Canada’s Longest Bridges Ranked: Complete Comparison
Which is the longest bridge in Canada? Here is our definitive ranking of Canadian bridges by length, with construction cost, traffic, and toll data.
The 7 Longest Bridges in Canada
| # | Bridge | Length | Province | Year | Daily Traffic | Toll |
|---|---|---|---|---|---|---|
| 1 | Confederation Bridge | 12.9 km | NB/PE | 1997 | 4,548 | $53.50 |
| 2 | Samuel de Champlain Bridge | 3.4 km | QC | 2019 | 50,000 | Free |
| 3 | Gordie Howe International Bridge | 2.5 km | ON | 2025 | 10,000 | $6.75 |
| 4 | Port Mann Bridge | 2.0 km | BC | 2012 | 127,000 | Free |
| 5 | Lions Gate Bridge | 1.8 km | BC | 1938 | 60,000 | Free |
| 6 | Canso Causeway | 1.4 km | NS | 1955 | 8,000 | Free |
| 7 | Hartland Covered Bridge | 0.39 km | NB | 1901 | 1,500 | Free |
Key Findings
- The Confederation Bridge is 3.8x longer than the second-longest bridge (Samuel de Champlain).
- The busiest: Port Mann Bridge with 127,000 vehicles/day.
- The most expensive ever built: Gordie Howe Bridge at $5.7 billion.

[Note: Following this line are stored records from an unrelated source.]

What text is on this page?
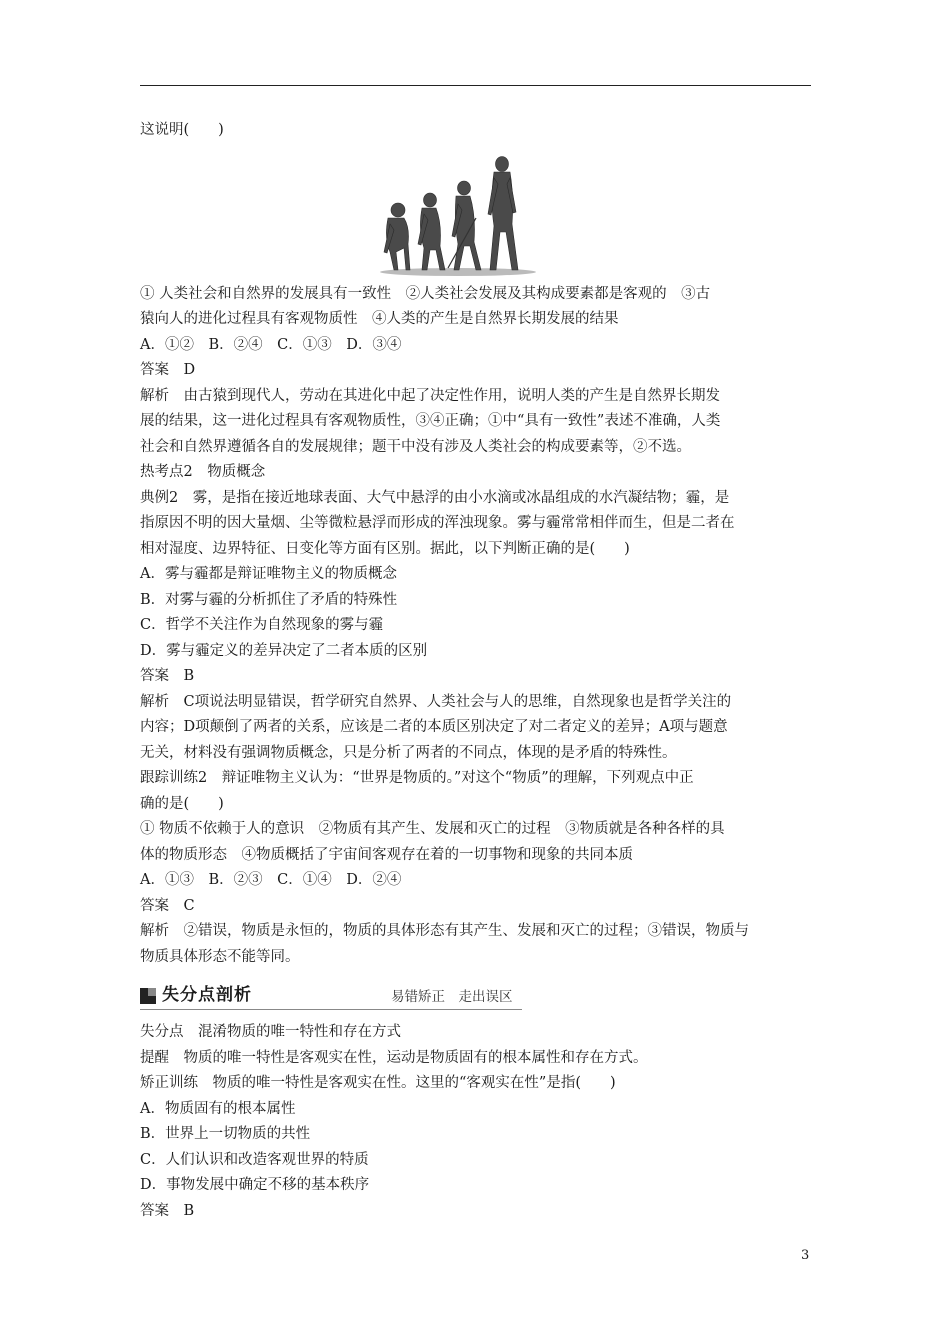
这说明(　　)

① 人类社会和自然界的发展具有一致性　②人类社会发展及其构成要素都是客观的　③古

猿向人的进化过程具有客观物质性　④人类的产生是自然界长期发展的结果

A．①②　B．②④　C．①③　D．③④

答案　D

解析　由古猿到现代人，劳动在其进化中起了决定性作用，说明人类的产生是自然界长期发

展的结果，这一进化过程具有客观物质性，③④正确；①中“具有一致性”表述不准确，人类

社会和自然界遵循各自的发展规律；题干中没有涉及人类社会的构成要素等，②不选。

热考点2　物质概念

典例2　雾，是指在接近地球表面、大气中悬浮的由小水滴或冰晶组成的水汽凝结物；霾，是

指原因不明的因大量烟、尘等微粒悬浮而形成的浑浊现象。雾与霾常常相伴而生，但是二者在

相对湿度、边界特征、日变化等方面有区别。据此，以下判断正确的是(　　)

A．雾与霾都是辩证唯物主义的物质概念

B．对雾与霾的分析抓住了矛盾的特殊性

C．哲学不关注作为自然现象的雾与霾

D．雾与霾定义的差异决定了二者本质的区别

答案　B

解析　C项说法明显错误，哲学研究自然界、人类社会与人的思维，自然现象也是哲学关注的

内容；D项颠倒了两者的关系，应该是二者的本质区别决定了对二者定义的差异；A项与题意

无关，材料没有强调物质概念，只是分析了两者的不同点，体现的是矛盾的特殊性。

跟踪训练2　辩证唯物主义认为：“世界是物质的。”对这个“物质”的理解，下列观点中正

确的是(　　)

① 物质不依赖于人的意识　②物质有其产生、发展和灭亡的过程　③物质就是各种各样的具

体的物质形态　④物质概括了宇宙间客观存在着的一切事物和现象的共同本质

A．①③　B．②③　C．①④　D．②④

答案　C

解析　②错误，物质是永恒的，物质的具体形态有其产生、发展和灭亡的过程；③错误，物质与

物质具体形态不能等同。

失分点剖析	易错矫正　走出误区

失分点　混淆物质的唯一特性和存在方式

提醒　物质的唯一特性是客观实在性，运动是物质固有的根本属性和存在方式。

矫正训练　物质的唯一特性是客观实在性。这里的“客观实在性”是指(　　)

A．物质固有的根本属性

B．世界上一切物质的共性

C．人们认识和改造客观世界的特质

D．事物发展中确定不移的基本秩序

答案　B

3
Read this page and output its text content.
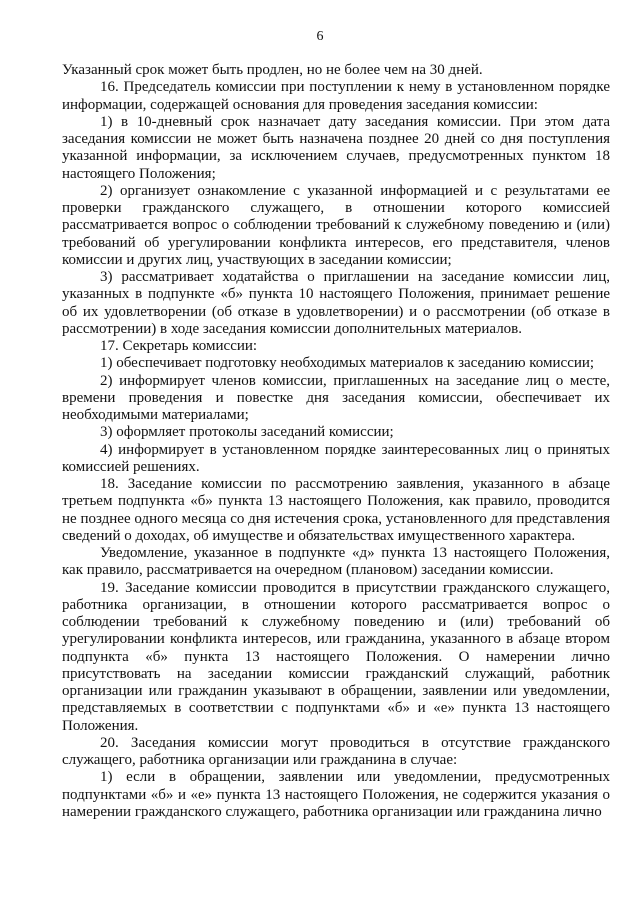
6

Указанный срок может быть продлен, но не более чем на 30 дней.

16. Председатель комиссии при поступлении к нему в установленном порядке информации, содержащей основания для проведения заседания комиссии:

1) в 10-дневный срок назначает дату заседания комиссии. При этом дата заседания комиссии не может быть назначена позднее 20 дней со дня поступления указанной информации, за исключением случаев, предусмотренных пунктом 18 настоящего Положения;

2) организует ознакомление с указанной информацией и с результатами ее проверки гражданского служащего, в отношении которого комиссией рассматривается вопрос о соблюдении требований к служебному поведению и (или) требований об урегулировании конфликта интересов, его представителя, членов комиссии и других лиц, участвующих в заседании комиссии;

3) рассматривает ходатайства о приглашении на заседание комиссии лиц, указанных в подпункте «б» пункта 10 настоящего Положения, принимает решение об их удовлетворении (об отказе в удовлетворении) и о рассмотрении (об отказе в рассмотрении) в ходе заседания комиссии дополнительных материалов.

17. Секретарь комиссии:

1) обеспечивает подготовку необходимых материалов к заседанию комиссии;

2) информирует членов комиссии, приглашенных на заседание лиц о месте, времени проведения и повестке дня заседания комиссии, обеспечивает их необходимыми материалами;

3) оформляет протоколы заседаний комиссии;

4) информирует в установленном порядке заинтересованных лиц о принятых комиссией решениях.

18. Заседание комиссии по рассмотрению заявления, указанного в абзаце третьем подпункта «б» пункта 13 настоящего Положения, как правило, проводится не позднее одного месяца со дня истечения срока, установленного для представления сведений о доходах, об имуществе и обязательствах имущественного характера.

Уведомление, указанное в подпункте «д» пункта 13 настоящего Положения, как правило, рассматривается на очередном (плановом) заседании комиссии.

19. Заседание комиссии проводится в присутствии гражданского служащего, работника организации, в отношении которого рассматривается вопрос о соблюдении требований к служебному поведению и (или) требований об урегулировании конфликта интересов, или гражданина, указанного в абзаце втором подпункта «б» пункта 13 настоящего Положения. О намерении лично присутствовать на заседании комиссии гражданский служащий, работник организации или гражданин указывают в обращении, заявлении или уведомлении, представляемых в соответствии с подпунктами «б» и «е» пункта 13 настоящего Положения.

20. Заседания комиссии могут проводиться в отсутствие гражданского служащего, работника организации или гражданина в случае:

1) если в обращении, заявлении или уведомлении, предусмотренных подпунктами «б» и «е» пункта 13 настоящего Положения, не содержится указания о намерении гражданского служащего, работника организации или гражданина лично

- The oldest: Hartland Covered Bridge (1901) — also the world’s longest covered bridge.
- Only 3 charge tolls: Confederation ($53.50), Gordie Howe ($6.75), Deh Cho NWT ($18.50).
The Confederation Bridge has carried 40.69 million vehicles since 1997 and is the longest bridge over ice-covered water in the world.
Data sources: Transport Canada, provincial transportation departments. Updated March 2026.